Zunächst ja. Aber sie konnte es auf Dauer nicht ertragen und nimmt es mir bis heute übel, dass ich für mich die Sexualität nicht für das einzig Seligmachende angesehen habe. Sie rief mir böses Zeug nach und hat mich gehasst. "Ich möchte leben, und du willst ja bloß sterben", sagte sie damals zu mir. Da habe ich ihr geantwortet, dass sie recht hat. "Ich will raussterben aus der Sexualität. Hier werde ich nicht glücklich, mit dem, was du für Glück hältst."

Haben Sie denn Ihr Glück gefunden?

Früher war ich sehr, sehr unglücklich. Heute würde ich behaupten, dass ich glücklicher denn je bin. Aber es war ein langer Weg bis hierher.

Wann haben Sie Uschi Obermaier denn zum letzten Mal gesehen?

Gute Frage. Das ist schon ein paar Jahre her. Aber ich erinnere mich an einen Besuch bei einer gemeinsamen Freundin, die gerade mit Uschi telefonierte und mir den Hörer reichte. "Hallo Uschi", begrüßte ich sie durchs Telefon. Doch sie hat es nicht ertragen, meine Stimme zu hören, und schrie mich sofort an. Ich hatte Verständnis dafür. Uschi ist eine sehr sinnliche Frau, die es nicht schafft, aus ihrer sexuellen Programmierung auszusteigen. Deshalb muss sie offensichtlich jemanden wie mich hassen, der etwas ganz anderes probiert zu leben. Aber als sie von meiner Krebsdiagnose hörte, schickte sie mir zur Versöhnung eine E-Mail. Das ging für mich in Ordnung.

2020 haben Sie Ihre Erkrankung öffentlich gemacht. In jenem Jahr, als Corona uns überrollte und in Angst und Schrecken versetzte. Haben wir als Gesellschaft was gelernt?

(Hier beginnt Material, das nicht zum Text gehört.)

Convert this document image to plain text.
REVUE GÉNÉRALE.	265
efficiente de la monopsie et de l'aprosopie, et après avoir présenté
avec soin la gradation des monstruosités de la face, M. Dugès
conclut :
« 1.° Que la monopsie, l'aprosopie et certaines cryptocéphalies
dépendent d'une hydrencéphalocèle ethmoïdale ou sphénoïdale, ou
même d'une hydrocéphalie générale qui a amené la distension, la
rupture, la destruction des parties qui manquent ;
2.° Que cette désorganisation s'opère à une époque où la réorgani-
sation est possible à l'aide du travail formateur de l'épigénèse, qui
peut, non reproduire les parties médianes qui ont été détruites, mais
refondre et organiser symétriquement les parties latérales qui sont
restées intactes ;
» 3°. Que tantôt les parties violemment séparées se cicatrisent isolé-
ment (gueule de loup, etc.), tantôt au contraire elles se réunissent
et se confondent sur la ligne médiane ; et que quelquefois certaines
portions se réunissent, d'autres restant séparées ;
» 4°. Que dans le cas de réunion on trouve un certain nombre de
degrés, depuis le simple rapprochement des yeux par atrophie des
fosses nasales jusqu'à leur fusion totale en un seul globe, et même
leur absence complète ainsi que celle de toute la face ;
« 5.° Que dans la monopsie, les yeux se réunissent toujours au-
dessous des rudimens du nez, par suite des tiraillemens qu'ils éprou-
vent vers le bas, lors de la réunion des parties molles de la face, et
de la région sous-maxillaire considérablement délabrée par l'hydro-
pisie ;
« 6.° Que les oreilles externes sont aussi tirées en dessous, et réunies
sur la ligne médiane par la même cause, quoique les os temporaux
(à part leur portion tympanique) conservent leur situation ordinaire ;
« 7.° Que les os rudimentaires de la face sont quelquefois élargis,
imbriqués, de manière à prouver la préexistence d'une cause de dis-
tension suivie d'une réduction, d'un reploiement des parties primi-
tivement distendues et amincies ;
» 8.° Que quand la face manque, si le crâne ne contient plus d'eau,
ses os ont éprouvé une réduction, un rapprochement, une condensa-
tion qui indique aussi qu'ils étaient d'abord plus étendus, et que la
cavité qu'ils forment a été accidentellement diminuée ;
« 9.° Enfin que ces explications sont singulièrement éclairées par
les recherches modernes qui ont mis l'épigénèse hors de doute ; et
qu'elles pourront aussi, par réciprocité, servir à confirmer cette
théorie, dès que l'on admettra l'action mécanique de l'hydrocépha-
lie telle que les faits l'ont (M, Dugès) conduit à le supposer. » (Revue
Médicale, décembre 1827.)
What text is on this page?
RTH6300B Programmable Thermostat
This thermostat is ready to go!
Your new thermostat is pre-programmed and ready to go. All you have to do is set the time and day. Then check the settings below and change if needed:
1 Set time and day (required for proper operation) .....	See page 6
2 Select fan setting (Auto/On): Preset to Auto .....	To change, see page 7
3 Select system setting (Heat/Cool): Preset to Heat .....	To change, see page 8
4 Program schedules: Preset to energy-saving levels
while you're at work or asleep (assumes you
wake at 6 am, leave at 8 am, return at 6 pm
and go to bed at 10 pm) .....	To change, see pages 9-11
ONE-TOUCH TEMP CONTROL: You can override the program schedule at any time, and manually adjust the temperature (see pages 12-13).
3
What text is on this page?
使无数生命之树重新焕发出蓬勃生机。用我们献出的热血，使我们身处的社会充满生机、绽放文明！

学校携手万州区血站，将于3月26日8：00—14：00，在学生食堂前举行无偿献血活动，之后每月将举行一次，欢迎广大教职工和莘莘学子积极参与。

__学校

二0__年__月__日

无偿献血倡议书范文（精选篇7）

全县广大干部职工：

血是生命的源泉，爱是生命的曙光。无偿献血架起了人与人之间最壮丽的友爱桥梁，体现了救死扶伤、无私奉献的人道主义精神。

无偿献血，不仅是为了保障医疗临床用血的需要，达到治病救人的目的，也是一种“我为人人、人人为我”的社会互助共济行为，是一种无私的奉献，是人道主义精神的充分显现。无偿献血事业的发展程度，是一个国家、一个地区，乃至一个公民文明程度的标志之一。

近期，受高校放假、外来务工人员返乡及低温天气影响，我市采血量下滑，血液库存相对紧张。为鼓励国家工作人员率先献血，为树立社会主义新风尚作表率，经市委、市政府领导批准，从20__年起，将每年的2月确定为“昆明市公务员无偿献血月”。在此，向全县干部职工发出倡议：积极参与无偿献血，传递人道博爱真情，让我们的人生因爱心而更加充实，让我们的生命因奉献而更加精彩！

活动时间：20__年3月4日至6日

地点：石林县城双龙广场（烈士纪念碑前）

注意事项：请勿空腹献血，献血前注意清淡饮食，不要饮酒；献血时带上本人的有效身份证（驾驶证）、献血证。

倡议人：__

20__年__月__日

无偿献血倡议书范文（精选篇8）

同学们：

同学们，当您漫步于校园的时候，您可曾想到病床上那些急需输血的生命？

Die Gesellschaft lernt dauernd weiter. Das ist ja alles noch da, nur nicht mehr so krass, dass sich die Leute verkriechen oder sich im Lockdown befinden. Ich sehe Corona als Chance, uns aus diesem trostlosen, materiellen Leben ein Stück weit rauszuziehen, hinein in ein geistiges, spirituelles. Das ist, glaube ich, die große Entwicklung, die wir erleben und der wir versuchen, auf die Spur zu kommen. Wir sind gierig, wir sind blöde und machen jeden kaputt, der in unsere Nähe kommt. Dabei sehen wir nicht, dass wir uns selbst zerstören. Wir brauchen eine schönere Lebensweise, müssen in ein schöneres "Menschsein" kommen. Eine "menschheitliche" Transformation, wenn Sie es so sehen wollen. Auf diesem Weg sind wir jetzt, ohne zu wissen, wer uns das antut und uns in diese Richtung schiebt. Corona wird nicht mehr weggehen, also werden wir damit leben lernen müssen. Wir werden uns entsprechend verändern, auch wenn sich unser Bewusstsein damit noch schwer tut.